Франни зачерпнула пластиковым стаканом дробленого льда, налила лимонада и, увидев, что бармен Генрих занят — выслушивает посетителя, который жалуется на все горести мира сего, добавила в ледяное крошево немного куантро. Бутылка стояла на самом краю бара, возле аппарата с газировкой, и ее легче всего было умыкнуть. К тому же Франни подумала, что куантро к лимонаду — самое оно.

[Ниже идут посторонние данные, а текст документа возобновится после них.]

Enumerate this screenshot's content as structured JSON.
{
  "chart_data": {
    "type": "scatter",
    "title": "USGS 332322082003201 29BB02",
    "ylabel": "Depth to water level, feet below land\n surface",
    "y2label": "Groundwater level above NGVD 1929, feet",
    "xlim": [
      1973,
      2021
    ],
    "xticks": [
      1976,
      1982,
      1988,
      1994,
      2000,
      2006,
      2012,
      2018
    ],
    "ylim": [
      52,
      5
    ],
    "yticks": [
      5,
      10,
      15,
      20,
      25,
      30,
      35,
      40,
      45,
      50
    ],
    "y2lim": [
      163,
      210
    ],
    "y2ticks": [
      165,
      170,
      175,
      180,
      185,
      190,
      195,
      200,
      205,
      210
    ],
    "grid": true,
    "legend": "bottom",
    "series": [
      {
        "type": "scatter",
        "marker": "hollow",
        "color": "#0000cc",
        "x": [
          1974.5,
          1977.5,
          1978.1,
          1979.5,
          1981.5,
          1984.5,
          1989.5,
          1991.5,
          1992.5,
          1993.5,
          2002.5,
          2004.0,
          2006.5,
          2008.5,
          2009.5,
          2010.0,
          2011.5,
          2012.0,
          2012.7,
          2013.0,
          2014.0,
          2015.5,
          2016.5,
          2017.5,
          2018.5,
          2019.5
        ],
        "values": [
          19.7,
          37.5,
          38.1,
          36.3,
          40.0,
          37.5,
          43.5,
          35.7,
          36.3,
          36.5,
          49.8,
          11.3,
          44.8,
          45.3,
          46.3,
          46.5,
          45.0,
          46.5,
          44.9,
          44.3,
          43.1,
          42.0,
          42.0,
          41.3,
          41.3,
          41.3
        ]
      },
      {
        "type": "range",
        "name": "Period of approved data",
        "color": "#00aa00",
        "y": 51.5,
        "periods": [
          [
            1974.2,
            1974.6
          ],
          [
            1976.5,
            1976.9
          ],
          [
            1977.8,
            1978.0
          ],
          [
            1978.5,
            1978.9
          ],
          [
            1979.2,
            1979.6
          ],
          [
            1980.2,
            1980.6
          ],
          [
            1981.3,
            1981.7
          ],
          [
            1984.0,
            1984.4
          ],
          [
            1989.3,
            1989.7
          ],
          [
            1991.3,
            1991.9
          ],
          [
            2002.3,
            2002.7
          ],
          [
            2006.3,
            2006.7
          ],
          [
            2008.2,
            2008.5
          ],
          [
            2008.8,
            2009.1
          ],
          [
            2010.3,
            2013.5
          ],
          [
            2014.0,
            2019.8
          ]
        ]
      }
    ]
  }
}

Она прекрасно могла заплатить за ликер, но сотрудникам во время смены запрещалось покупать спиртное себе и тем более тем, кто работал с ножами и раскаленными поверхностями. Джеррел обещал давать ей десятку всякий раз, как она сумеет плеснуть ему в стакан что-нибудь «сверх программы», но Франни не хотелось брать с него деньги. На кухне ее считали кем-то вроде доброй феи — прочие официантки хоть и принимали от поваров заказы на напитки, частенько о них забывали, а если не забывали, никогда не отказывались от чаевых.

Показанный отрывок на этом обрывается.